I guess the law is open for some interpretation which is why it can get so heated. With the early goose season posession limit being 10 and the regular season posession limit being 6, can I only have 6 in my freezer once the regular season starts? If I have 10 in my freezer that were lawfully taken and I was lawfully abiding the posession law for that season, am I still breaking the law?


----------



## Anas Strepera (Nov 10, 2004)

Let's say I had 5 geese in the freeze after early goose season and went out and shot my 3 bird limit during the regular season. For some reason the game warden follows me home and now sees that I have 8 birds in posession. Would he ticket me?


----------



## wtrfwlr (Sep 29, 2004)

When that happens get back too me. I have never heard of anybody being checked for a possession limit, unless they are a known poacher and are beign watched to begin with.


----------



## Anas Strepera (Nov 10, 2004)

Are you saying there is a freezer limit then?


----------



## SOTA'N'KOTA (Sep 9, 2004)

There is no limit on what you have in your freezer as long as your legal everywhere else. If the game warden was to look in my freezer I'd be SOL but he knows I'm legit and don't poach.


----------



## strand (Sep 29, 2004)

Yes, I believe you are breaking the law. I recently read the book Poachers Caught about a Minnesota game warden who on many occassions busted guys doing something on the brink of what the law states and just happened to be led back to the freezer at the cabin to find in many cases 100's of fish and solicited fines for over possession.
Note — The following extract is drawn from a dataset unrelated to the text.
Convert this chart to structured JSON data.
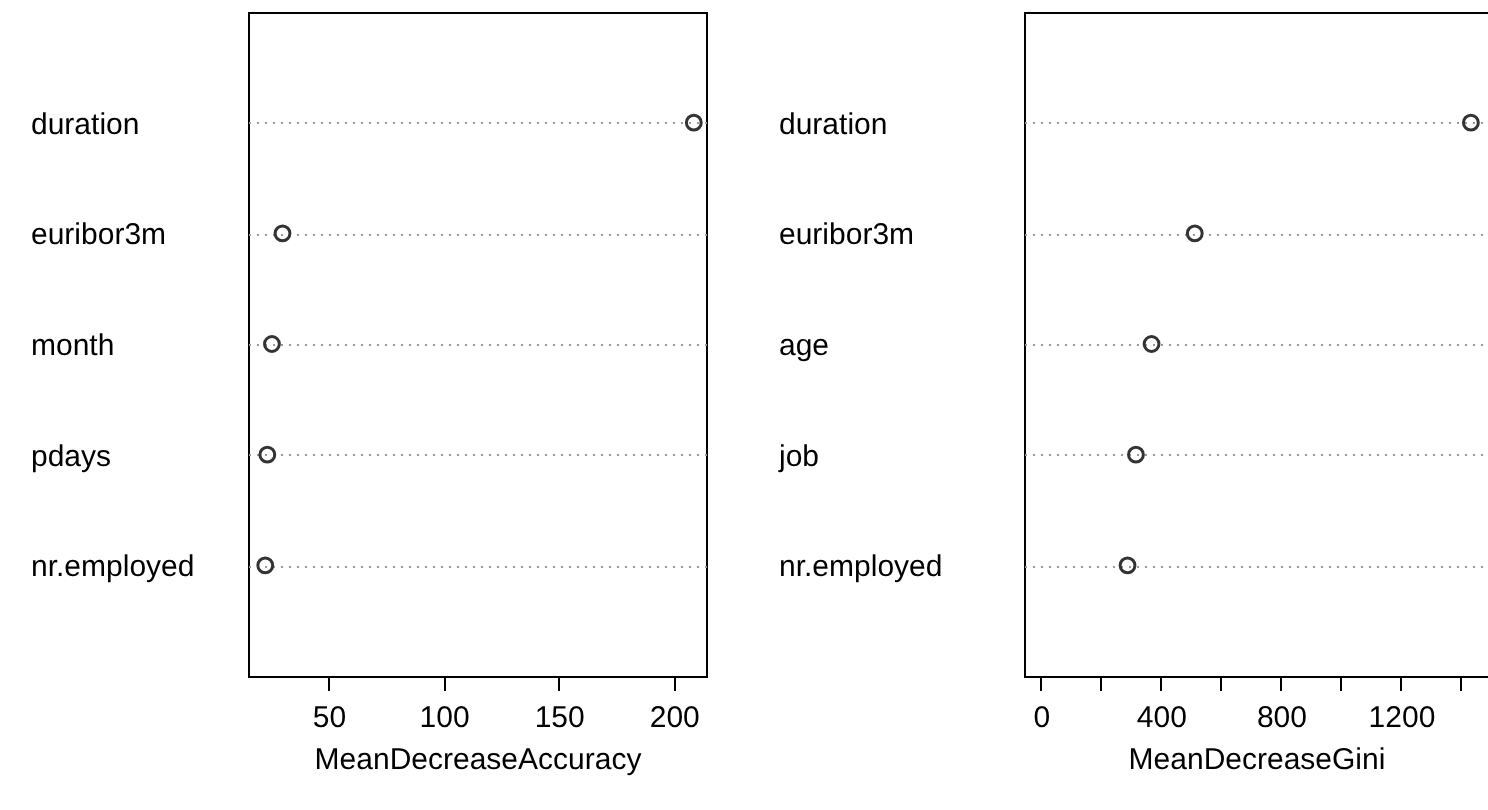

But as wtrfwlr said you probably won't get busted unless the warden has a good suspicion, but sometimes the wardens are curious.


----------



## Chuck Smith (Feb 22, 2005)

Ok..... early goose I am not sure what to tell you.

But lets just say for waterfowl regular season. You can only have as many ducks or geese as the most liberal license you hold.

So example... If you have a ND license (12 ducks in possession), MN (12 ducks in possession), Manitoba (24 ducks in possession).

YOu better not have more than 24 ducks in your freezer. Even though you have licenses that state you can have 48.....you can only have the most liberal of them. So if you go to ND on a hunt and have birds still left in your freezer from a Canada trip or from opening day in MN or your home state..... You are technically over your limit. I heard this first hand from a Game Warden.


----------



## dakotashooter2 (Oct 31, 2003)

Because they are migratory birds Federal Law take precidence. Often the feds and the states have different interpretation of possesion limit. As I understand it under Federal Law, possession limit includes what you have in your freezer but many state laws no longer consider it part of your possession limit once it reaches its final destination (home/freezer).

So in many cases if a local warden checks you they won't pursue it but if a Federal Warden checks you might be in trouble.

I only know this because I slept at a Holiday INN................


----------